- Directed by: Giles Walker
- Screenplay by: Giles Walker; David Wilson;
- Produced by: Giles Walker; David Wilson;
- Starring: Sam Grana; Stefan Wodoslawsky; Christine Pak; Fernanda Tavares;
- Cinematography: Andrew Kitzanuk
- Edited by: David Wilson
- Music by: Richard Gresko
- Production company: National Film Board of Canada
- Release date: 23 August 1985;
- Running time: 100 minutes
- Country: Canada
- Language: English

= 90 Days (film) =

1985 film by Giles Walker

90 Days is a 1985 Canadian comedy film directed by Giles Walker and written by Walker and David Wilson. The film stars Sam Grana and Stefan Wodoslawsky as Alex and Blue, two unlucky-in-love guys who are trying to find new girlfriends. The film also stars Fernanda Tavares as Laura, a woman with a business proposition for Alex to become a sperm donor, and Christine Pak as Hyang-Sook, a Korean woman whom Blue is considering from a mail-order bride service.
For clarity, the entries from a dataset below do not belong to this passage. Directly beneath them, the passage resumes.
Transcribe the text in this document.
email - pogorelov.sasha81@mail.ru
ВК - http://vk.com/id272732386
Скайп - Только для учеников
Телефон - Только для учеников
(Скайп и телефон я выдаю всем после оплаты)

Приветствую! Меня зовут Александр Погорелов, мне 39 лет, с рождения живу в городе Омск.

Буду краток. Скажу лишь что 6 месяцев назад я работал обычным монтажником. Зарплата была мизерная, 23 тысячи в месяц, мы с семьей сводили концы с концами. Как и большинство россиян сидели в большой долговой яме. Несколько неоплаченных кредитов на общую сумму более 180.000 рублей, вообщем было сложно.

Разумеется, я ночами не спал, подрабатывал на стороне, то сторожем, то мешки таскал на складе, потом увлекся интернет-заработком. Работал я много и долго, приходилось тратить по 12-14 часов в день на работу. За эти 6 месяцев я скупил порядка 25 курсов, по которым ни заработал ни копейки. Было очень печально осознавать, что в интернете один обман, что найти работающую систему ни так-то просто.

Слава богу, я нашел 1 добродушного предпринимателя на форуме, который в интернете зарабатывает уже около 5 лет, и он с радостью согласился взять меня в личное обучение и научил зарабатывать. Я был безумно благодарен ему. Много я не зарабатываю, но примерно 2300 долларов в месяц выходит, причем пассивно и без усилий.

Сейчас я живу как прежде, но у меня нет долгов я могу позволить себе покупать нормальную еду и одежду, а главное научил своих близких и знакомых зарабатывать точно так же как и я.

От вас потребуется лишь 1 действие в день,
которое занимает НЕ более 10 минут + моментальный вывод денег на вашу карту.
The film was one of several "alternative dramas" produced by the National Film Board of Canada in the 1980s and early 1990s, which combined dramatic and documentary film techniques. The characters of Alex and Blue originated in the earlier film The Masculine Mystique, which used a docudrama format to explore various male perspectives on relationships with women.

The film received six Genie Award nominations at the 7th Genie Awards in 1986, for Best Picture, Best Director (Walker), Best Actress (Pak), Best Supporting Actor (Grana), Best Supporting Actress (Tavares) and Best Editing (David Wilson).

A sequel titled, The Last Straw, was released in 1987.